Zweifelnd betrachtet er mich. »Hattest du vorhin nicht behauptet, dass die Gerüchte gelogen sind?«

»Die Hälfte davon.« Ich grinse ihn an. »Wenn ich will, kann ich gnadenlos sein und äußerst effizient dafür sorgen, dass meine Interessen gewahrt werden. Dafür muss ich noch nicht einmal töten oder Hand an jemanden legen.«

»Ich denke, es ist besser, wenn ich davon nichts mitbekomme. Mir reicht das Wissen, dass du einfach in das gut gesicherte Haus des Bürgermeisters marschiert bist und seine Tochter entführt hast.«

Nun ist es an mir, überrascht zu sein. »Woher weißt du das denn?«

»Ich habe es aus ihm herausgepresst, nachdem er mir verkündet hat, dass ich der Leiter der neuen Polizeieinheit werden soll.« Josh zuckt mit den Schultern. »Nach unserer Begegnung war mir klar, dass du deine Finger im Spiel haben musstest. Der Bürgermeister hätte niemals seinen Anti-Xeno-Kurs geändert, wäre er nicht dazu gezwungen gewesen. Der Polizeipräsident ebenfalls, wobei ich mich frage, ob du den auch erpressen musstest.«

»Ich kann Menschen manipulieren, Josh, ohne, dass sie etwas davon mitbekommen. Die Sache mit Heather war einfach nur eine kleine Erinnerung, dass ich auch etwas anderes als ein einflussreicher Geschäftsmann sein kann.«

Man sieht Joshua den inneren Zwiespalt richtig an.

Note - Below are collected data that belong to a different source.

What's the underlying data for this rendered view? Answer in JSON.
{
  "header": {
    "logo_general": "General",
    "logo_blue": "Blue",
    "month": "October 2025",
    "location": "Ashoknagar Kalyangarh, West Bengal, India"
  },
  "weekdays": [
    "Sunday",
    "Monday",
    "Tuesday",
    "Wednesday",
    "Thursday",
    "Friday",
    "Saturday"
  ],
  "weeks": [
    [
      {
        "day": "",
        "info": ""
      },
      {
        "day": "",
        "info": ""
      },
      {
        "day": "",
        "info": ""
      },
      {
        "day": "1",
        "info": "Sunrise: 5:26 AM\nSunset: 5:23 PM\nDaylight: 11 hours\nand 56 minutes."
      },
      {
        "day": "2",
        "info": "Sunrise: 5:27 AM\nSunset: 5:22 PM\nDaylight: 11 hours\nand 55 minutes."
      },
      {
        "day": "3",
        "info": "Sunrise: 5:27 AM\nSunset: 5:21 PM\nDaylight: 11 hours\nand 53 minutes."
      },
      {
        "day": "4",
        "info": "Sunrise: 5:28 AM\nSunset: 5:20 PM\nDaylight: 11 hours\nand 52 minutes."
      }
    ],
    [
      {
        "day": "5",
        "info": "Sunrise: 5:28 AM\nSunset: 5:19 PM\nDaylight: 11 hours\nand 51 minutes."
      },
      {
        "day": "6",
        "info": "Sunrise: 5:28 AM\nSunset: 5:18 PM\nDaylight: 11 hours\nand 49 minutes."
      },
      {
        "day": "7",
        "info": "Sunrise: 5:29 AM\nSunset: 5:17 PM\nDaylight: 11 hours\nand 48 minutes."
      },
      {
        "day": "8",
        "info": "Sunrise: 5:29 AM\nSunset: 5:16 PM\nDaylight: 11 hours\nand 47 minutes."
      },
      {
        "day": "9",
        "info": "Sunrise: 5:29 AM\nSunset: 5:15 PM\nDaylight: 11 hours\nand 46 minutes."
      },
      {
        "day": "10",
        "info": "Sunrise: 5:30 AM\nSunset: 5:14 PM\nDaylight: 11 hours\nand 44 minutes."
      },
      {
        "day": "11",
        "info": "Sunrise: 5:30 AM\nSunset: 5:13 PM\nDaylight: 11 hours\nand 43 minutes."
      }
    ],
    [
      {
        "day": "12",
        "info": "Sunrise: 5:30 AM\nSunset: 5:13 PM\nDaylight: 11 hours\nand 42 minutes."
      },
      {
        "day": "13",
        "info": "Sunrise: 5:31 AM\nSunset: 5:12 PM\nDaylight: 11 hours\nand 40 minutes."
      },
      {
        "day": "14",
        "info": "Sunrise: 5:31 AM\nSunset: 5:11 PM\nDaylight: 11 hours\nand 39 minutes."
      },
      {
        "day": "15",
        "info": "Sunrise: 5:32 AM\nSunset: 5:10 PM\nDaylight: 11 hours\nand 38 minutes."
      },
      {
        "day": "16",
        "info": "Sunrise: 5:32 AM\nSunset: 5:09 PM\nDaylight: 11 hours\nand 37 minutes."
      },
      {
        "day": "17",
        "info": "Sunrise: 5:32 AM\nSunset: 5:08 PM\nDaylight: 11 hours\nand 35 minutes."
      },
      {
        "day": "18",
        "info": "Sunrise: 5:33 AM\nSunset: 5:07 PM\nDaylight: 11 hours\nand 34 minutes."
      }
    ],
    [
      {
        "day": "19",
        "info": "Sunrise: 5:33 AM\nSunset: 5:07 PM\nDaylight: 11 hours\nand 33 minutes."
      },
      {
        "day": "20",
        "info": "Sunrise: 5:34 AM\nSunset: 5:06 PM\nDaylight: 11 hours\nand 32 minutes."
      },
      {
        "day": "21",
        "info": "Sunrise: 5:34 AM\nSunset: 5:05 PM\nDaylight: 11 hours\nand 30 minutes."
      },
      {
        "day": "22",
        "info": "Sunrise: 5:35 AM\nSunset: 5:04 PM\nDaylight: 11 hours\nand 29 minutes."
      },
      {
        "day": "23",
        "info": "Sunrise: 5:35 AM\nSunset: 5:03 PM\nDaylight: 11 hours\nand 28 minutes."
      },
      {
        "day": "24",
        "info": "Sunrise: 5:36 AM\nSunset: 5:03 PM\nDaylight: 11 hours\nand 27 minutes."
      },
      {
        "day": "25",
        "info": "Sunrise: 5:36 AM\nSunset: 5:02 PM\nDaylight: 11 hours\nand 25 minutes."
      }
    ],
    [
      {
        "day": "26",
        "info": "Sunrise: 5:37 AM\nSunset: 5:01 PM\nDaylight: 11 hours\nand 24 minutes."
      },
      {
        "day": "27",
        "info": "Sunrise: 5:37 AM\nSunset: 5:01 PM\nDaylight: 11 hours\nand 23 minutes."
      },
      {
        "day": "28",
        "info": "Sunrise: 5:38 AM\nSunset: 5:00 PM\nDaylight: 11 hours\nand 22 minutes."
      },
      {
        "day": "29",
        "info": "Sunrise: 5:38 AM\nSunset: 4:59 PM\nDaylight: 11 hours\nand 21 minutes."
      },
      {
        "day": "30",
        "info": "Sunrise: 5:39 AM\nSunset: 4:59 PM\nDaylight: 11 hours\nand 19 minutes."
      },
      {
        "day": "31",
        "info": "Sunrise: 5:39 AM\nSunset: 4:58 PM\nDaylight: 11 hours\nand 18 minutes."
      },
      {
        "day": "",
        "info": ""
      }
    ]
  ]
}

»Ich weiß nicht, was ich davon halten soll, dass ich dich trotzdem mag«, sagt er. »Solche Methoden verstoßen gegen meine Überzeugungen, von den Gesetzen ganz zu schweigen.«

»Jeder hat eine dunkle Seite. Um meine Leute zu schützen, muss ich manchmal zu gewissen Mitteln greifen, doch mir macht es in der Regel keinen Spaß. Es liegt in meiner Natur, Jagd auf Menschen zu machen, Josh. Trotzdem bin ich noch lange kein Monster oder Mörder.«

Der junge Polizist atmet einmal tief durch. »Okay. Ich denke, damit kann ich leben.«

Lächelnd ziehe ich ihn zu mir, so dass ich seinen verführerischen Mund küssen kann.

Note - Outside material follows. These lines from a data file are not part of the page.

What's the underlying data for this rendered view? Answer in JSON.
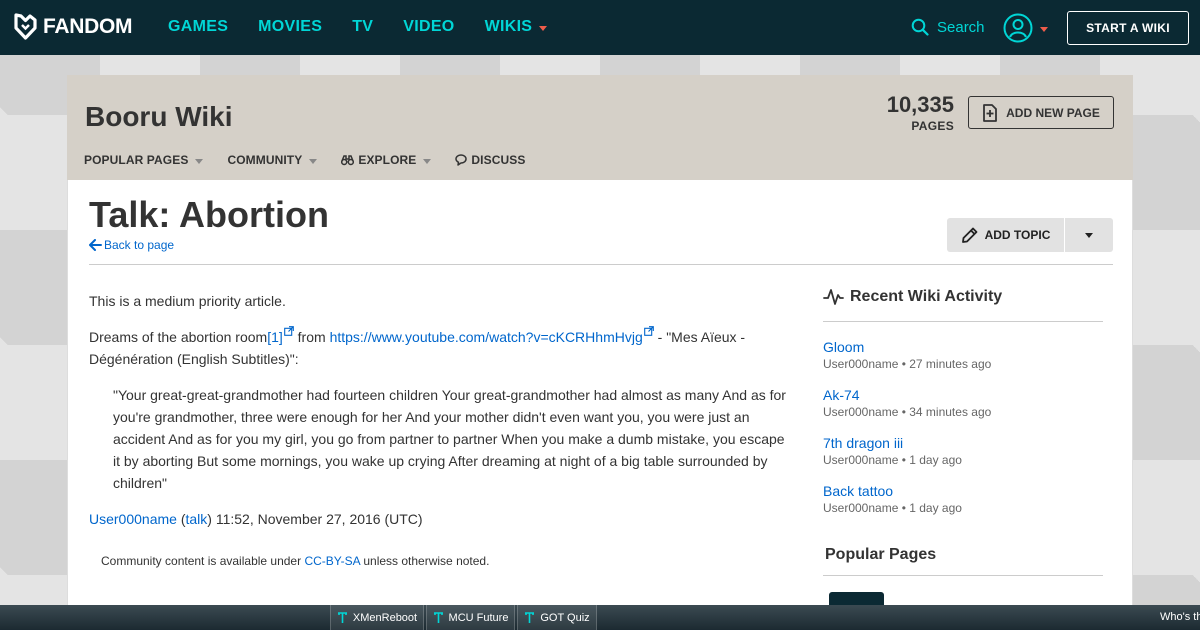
{
  "topnav": {
    "logo_text": "FANDOM",
    "links": [
      "GAMES",
      "MOVIES",
      "TV",
      "VIDEO",
      "WIKIS"
    ],
    "search_label": "Search",
    "start_wiki_label": "START A WIKI"
  },
  "wiki": {
    "name": "Booru Wiki",
    "page_count": "10,335",
    "page_count_label": "PAGES",
    "add_page_label": "ADD NEW PAGE",
    "tabs": [
      "POPULAR PAGES",
      "COMMUNITY",
      "EXPLORE",
      "DISCUSS"
    ]
  },
  "page": {
    "title": "Talk: Abortion",
    "back_label": "Back to page",
    "add_topic_label": "ADD TOPIC"
  },
  "article": {
    "p1": "This is a medium priority article.",
    "p2_start": "Dreams of the abortion room",
    "p2_ref": "[1]",
    "p2_from": " from ",
    "p2_url": "https://www.youtube.com/watch?v=cKCRHhmHvjg",
    "p2_end": " - \"Mes Aïeux - Dégénération (English Subtitles)\":",
    "quote": "\"Your great-great-grandmother had fourteen children Your great-grandmother had almost as many And as for you're grandmother, three were enough for her And your mother didn't even want you, you were just an accident And as for you my girl, you go from partner to partner When you make a dumb mistake, you escape it by aborting But some mornings, you wake up crying After dreaming at night of a big table surrounded by children\"",
    "sig_user": "User000name",
    "sig_open": " (",
    "sig_talk": "talk",
    "sig_close": ") 11:52, November 27, 2016 (UTC)"
  },
  "license": {
    "prefix": "Community content is available under ",
    "link": "CC-BY-SA",
    "suffix": " unless otherwise noted."
  },
  "rail": {
    "activity_title": "Recent Wiki Activity",
    "activity": [
      {
        "title": "Gloom",
        "meta": "User000name • 27 minutes ago"
      },
      {
        "title": "Ak-74",
        "meta": "User000name • 34 minutes ago"
      },
      {
        "title": "7th dragon iii",
        "meta": "User000name • 1 day ago"
      },
      {
        "title": "Back tattoo",
        "meta": "User000name • 1 day ago"
      }
    ],
    "popular_title": "Popular Pages"
  },
  "bottom_bar": {
    "trending": [
      "XMenReboot",
      "MCU Future",
      "GOT Quiz"
    ],
    "ticker": "Who's th"
  },
  "colors": {
    "nav_bg": "#0b2933",
    "nav_link": "#00d6d6",
    "accent_red": "#ee5c4a",
    "header_bg": "#d5d0c8",
    "link": "#0066cc"
  }
}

»Das freut mich. Jetzt solltest du besser schlafen.« Zärtlich streichle ich über seinen Rücken. »Auch wenn du größtenteils genesen bist, musst du dich schonen.«

Joshua brummt unwillig. »Du klingst wie meine Mutter, Black.«

Das bringt mich zum Lachen. »Sorry. Ich würde dich auch liebend gern so lange verwöhnen, bis du keinen Finger mehr rühren kannst, doch heute ist nicht der richtige Zeitpunkt dafür.«

»Spielverderber!«

»Manchmal. Schließlich will ich dich so lange wie möglich genießen, McGee.«

»Hmpf …«

»Schlaf!«

Sanft ziehe ich ihn an mich, bette seinen Kopf auf meine Brust und genieße das Gefühl seines nackten Körpers an meinem.

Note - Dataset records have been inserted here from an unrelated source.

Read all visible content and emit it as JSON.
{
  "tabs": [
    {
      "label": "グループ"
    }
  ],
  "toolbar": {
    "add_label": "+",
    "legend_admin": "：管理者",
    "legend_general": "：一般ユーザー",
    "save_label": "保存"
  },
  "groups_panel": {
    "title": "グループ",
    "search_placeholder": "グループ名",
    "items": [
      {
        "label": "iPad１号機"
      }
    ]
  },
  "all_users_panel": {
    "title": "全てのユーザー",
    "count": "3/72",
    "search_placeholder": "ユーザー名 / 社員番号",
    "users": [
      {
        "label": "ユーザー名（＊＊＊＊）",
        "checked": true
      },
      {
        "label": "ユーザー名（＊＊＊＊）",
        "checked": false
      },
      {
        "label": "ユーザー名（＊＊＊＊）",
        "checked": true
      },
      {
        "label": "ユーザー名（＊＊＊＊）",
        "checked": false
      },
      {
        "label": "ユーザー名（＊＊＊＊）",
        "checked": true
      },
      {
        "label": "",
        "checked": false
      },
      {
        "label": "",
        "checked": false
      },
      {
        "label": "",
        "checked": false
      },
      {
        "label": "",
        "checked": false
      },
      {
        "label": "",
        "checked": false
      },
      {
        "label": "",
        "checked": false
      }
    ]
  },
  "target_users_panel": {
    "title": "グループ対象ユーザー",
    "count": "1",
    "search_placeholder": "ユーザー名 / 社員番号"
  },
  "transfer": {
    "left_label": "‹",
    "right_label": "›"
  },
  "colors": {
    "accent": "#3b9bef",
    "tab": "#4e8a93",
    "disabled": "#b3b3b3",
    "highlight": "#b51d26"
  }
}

Es ist schon eine Weile her, dass ich jemanden so sehr gemocht habe wie Josh. Trotz der vielen Gründe, die eine Beziehung verkomplizieren, will ich nicht auf den sexy Sergeant verzichten.

Oder um es mit Joshs Worten zu sagen:

Es fühlt sich einfach richtig an, hier mit dir zu liegen.